Spinse da parte il volume.
«Lui parlava al libro,» disse Carnivoro. «Con il suo bastoncino magico. Non mi spiega mai cosa diceva. Neanche tu puoi dirmelo?»
Horton scosse il capo.
«Eppure devi essere capace,» insistette Carnivoro. «Sei umano come lui. Uno deve sapere quello che l’altro dice con i segni del bastoncino.»
«C’è il fattore tempo,» disse Horton. «Noi abbiamo viaggiato almeno mille anni, per arrivare qui. Forse molto più di un millennio. E in mille anni, possono esserci molti cambiamenti nei segni tracciati con i bastoncini. Inoltre, il suo modo di tracciare i simboli non è dei migliori. Scrive con mano tremante.»
«Tenterai ancora?

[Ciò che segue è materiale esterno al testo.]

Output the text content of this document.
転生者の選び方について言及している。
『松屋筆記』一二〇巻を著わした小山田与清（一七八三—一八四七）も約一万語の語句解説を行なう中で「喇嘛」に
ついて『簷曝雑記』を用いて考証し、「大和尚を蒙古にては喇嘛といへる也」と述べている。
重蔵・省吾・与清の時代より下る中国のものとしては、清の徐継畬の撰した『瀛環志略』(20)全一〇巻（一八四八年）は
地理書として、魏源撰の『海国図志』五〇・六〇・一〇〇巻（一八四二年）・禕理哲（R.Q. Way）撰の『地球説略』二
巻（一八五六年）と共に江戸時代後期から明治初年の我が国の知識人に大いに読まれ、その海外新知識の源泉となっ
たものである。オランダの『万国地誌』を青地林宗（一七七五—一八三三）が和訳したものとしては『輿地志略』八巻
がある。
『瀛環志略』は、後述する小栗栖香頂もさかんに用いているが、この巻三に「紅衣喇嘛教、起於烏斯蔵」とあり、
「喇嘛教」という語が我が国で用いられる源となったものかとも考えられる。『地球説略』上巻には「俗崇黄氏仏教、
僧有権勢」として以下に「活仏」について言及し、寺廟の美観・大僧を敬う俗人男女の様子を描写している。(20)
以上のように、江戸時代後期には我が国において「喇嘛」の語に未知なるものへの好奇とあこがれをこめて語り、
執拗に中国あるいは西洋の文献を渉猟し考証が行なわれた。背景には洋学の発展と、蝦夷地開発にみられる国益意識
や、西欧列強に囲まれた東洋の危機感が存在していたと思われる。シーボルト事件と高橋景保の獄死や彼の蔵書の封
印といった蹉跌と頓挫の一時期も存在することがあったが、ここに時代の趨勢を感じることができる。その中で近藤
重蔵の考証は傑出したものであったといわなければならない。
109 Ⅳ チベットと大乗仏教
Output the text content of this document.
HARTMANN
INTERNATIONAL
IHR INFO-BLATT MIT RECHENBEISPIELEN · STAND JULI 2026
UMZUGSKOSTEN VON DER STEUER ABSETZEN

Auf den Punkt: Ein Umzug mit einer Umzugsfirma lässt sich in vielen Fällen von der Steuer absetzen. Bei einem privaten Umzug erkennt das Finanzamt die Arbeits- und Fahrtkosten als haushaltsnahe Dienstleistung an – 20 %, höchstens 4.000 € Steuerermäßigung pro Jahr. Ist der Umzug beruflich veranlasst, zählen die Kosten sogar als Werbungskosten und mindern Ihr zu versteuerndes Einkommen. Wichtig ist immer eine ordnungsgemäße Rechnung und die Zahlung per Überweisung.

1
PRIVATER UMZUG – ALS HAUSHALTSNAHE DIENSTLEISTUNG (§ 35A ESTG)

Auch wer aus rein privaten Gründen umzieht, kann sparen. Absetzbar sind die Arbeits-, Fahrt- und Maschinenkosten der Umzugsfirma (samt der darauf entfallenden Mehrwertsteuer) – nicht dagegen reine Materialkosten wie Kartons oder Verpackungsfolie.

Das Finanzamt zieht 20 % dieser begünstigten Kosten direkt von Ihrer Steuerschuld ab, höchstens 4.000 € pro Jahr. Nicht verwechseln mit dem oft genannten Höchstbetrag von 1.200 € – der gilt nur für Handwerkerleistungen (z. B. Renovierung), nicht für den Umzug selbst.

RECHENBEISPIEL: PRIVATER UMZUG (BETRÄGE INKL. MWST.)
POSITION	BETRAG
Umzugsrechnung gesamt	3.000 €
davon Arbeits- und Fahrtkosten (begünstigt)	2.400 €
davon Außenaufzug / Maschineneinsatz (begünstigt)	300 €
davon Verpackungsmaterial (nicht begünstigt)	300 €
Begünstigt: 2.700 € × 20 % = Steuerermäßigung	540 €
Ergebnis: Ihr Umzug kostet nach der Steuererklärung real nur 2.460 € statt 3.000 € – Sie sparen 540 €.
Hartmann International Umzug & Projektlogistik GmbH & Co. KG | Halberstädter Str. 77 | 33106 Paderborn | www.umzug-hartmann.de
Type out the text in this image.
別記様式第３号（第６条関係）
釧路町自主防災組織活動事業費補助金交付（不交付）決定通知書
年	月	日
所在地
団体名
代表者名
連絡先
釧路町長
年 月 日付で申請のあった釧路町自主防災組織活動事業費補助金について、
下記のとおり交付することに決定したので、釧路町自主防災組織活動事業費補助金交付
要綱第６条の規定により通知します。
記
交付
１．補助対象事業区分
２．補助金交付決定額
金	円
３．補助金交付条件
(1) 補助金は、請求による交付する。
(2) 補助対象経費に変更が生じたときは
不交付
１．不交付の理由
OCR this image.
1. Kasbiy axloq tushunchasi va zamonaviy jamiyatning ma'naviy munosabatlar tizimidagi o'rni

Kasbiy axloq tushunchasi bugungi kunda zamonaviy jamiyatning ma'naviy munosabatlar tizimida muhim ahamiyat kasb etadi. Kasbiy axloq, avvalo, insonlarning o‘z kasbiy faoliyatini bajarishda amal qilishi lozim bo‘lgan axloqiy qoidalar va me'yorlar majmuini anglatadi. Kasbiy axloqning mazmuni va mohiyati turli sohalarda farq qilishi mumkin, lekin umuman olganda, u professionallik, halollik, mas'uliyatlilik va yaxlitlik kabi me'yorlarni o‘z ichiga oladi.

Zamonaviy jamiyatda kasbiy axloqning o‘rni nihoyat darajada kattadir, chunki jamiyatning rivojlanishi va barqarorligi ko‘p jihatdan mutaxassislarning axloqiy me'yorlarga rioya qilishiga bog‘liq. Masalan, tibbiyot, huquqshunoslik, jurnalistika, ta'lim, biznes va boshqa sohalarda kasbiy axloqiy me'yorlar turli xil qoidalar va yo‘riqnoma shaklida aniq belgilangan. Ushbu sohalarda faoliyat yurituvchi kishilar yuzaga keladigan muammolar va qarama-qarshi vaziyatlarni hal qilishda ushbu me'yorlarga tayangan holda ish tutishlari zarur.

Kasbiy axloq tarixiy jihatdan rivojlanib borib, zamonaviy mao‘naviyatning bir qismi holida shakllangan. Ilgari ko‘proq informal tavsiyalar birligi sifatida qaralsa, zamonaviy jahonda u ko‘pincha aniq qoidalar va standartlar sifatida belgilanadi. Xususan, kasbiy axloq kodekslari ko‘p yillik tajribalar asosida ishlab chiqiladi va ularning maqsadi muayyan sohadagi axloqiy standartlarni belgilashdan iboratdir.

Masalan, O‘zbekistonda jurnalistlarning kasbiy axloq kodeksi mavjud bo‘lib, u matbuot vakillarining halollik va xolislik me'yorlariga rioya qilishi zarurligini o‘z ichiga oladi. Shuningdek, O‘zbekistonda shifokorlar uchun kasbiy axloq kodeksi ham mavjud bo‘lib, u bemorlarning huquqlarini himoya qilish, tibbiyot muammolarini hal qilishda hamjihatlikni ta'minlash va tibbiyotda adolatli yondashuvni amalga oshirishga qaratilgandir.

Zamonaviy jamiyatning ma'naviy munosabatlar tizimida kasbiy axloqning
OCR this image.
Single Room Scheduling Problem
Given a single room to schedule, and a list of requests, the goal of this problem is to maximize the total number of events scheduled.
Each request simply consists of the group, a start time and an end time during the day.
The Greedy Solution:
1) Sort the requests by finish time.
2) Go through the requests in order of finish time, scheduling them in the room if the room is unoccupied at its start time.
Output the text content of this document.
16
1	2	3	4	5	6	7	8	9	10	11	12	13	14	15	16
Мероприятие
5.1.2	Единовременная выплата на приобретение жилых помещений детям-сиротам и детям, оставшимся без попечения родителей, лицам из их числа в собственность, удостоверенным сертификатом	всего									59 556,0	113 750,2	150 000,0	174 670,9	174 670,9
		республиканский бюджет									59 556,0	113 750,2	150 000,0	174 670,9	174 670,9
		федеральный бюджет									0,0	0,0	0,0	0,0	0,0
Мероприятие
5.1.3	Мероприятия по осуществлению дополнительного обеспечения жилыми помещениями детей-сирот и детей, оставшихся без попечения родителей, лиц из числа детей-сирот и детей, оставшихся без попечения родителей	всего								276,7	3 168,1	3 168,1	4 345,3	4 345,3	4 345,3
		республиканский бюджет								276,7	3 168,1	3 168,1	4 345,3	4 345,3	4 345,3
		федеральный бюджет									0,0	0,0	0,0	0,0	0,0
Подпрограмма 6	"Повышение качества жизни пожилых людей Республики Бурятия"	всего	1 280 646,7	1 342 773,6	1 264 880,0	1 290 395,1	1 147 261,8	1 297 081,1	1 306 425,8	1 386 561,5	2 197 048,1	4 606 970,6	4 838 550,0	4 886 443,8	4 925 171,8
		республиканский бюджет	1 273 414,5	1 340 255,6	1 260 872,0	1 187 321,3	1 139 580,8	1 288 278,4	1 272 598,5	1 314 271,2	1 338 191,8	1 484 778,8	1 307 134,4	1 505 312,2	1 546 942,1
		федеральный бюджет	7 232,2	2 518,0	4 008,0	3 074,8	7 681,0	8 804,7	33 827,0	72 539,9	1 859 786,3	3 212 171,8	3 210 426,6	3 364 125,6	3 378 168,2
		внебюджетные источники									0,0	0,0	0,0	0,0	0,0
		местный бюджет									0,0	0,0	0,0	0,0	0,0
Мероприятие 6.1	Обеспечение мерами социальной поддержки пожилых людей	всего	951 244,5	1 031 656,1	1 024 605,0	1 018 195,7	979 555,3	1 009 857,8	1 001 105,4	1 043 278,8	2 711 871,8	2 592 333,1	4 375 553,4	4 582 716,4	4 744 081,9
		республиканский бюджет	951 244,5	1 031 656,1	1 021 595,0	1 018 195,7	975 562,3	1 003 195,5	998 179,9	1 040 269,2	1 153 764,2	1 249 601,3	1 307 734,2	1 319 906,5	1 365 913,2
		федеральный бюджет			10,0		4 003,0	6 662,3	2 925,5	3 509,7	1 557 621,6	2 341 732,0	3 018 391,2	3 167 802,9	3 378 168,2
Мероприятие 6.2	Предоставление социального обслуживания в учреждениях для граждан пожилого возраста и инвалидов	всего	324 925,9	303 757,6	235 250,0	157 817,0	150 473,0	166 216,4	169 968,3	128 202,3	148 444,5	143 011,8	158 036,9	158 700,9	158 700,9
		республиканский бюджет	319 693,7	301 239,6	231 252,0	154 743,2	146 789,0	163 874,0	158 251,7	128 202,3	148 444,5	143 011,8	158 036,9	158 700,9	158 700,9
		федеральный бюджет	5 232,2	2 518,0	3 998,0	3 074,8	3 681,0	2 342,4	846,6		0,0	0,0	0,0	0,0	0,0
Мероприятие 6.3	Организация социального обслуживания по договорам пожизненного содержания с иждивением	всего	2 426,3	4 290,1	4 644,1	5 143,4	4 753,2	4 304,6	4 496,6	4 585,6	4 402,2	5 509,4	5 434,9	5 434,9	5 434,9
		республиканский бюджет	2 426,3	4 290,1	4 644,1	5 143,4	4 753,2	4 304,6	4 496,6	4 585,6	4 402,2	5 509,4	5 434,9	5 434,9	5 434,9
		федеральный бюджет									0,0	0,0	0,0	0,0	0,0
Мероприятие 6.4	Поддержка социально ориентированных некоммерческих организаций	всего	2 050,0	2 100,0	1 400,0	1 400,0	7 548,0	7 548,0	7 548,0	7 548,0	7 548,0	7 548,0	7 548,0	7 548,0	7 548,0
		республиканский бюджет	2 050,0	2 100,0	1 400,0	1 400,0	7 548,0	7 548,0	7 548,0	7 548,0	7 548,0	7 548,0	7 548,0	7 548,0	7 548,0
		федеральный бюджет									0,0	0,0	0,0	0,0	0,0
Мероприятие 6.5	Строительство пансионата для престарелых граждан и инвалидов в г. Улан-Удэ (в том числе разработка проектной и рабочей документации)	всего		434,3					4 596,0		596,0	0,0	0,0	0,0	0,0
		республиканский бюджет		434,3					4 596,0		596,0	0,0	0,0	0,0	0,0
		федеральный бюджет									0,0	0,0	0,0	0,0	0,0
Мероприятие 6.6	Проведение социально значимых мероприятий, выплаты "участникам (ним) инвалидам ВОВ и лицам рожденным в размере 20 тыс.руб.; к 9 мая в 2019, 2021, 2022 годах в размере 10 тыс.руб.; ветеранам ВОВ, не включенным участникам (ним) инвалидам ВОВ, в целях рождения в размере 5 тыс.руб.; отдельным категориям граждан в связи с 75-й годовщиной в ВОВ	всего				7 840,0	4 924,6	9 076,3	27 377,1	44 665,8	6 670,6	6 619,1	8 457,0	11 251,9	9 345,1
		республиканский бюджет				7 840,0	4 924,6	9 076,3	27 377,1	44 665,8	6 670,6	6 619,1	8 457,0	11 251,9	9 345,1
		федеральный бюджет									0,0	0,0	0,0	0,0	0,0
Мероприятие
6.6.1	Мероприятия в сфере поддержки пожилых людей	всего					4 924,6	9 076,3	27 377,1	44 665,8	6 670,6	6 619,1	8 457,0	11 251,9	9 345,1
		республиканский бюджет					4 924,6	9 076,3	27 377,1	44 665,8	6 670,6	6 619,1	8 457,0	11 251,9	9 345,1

Grande curiosità di sapere cosa dice lo Shakespeare, soprattutto cosa dice di me.»
«Continuerò a tentare,» disse Horton.
Tirò di nuovo il volume davanti a sé.
…finire tra le sofferenze. Lui finge una grande amicizia per me, e recita così bene la parte che occorre un considerevole sforzo analitico per discernere il vero atteggiamento. Per arrivare a capirlo, prima bisogna scoprire che cos’è, e acquisire una certa conoscenza della sua cultura e delle sue motivazioni. Solo poco a poco mi sono reso conto che è veramente ciò che sembra, ciò che si vanta di essere… non solo un carnivoro incallito, ma anche un predatore. Per lui, uccidere non è soltanto un modo di vivere: è una passione ed una religione. Non soltanto lui: tutta la sua cultura è basata sull’arte di uccidere. Poco a poco, grazie all’intuizione acquisita vivendo con lui, sono riuscito a ricostruire la storia della sua vita e della sua cultura. Se lo chiedi a lui, immagino che ti risponderà, orgogliosamente, di appartenere a una razza guerriera. Ma questo non dice tutto. Nella sua razza, è un essere eccezionale, forse un eroe leggendario… o almeno in procinto di diventarlo. La sua professione, come l’intendo io (e sono sicuro di non sbagliare) consiste nel viaggiare da un mondo all’altro; e su ciascuno sfida ed uccide gli esemplari delle specie più tremende che vi si sono evolute. Come i leggendari indiani nordamericani della Vecchia Terra, conta un punto simbolico per ogni avversario che uccide e, secondo la mia impressione, ormai è uno dei primi nell’intera storia della sua razza ed aspira a diventare il campione di tutti i tempi, il più grande uccisore di tutti. Non so bene che cosa ne ricaverà, ma posso formulare qualche ipotesi… forse l’immortalità nella memoria razziale, l’apoteosi eterna nel suo pantheon tribale…
«Allora?» chiese Carnivoro.
«Sì?»
«Adesso il libro ti parla. Vedo che muovi il dito, riga per riga.»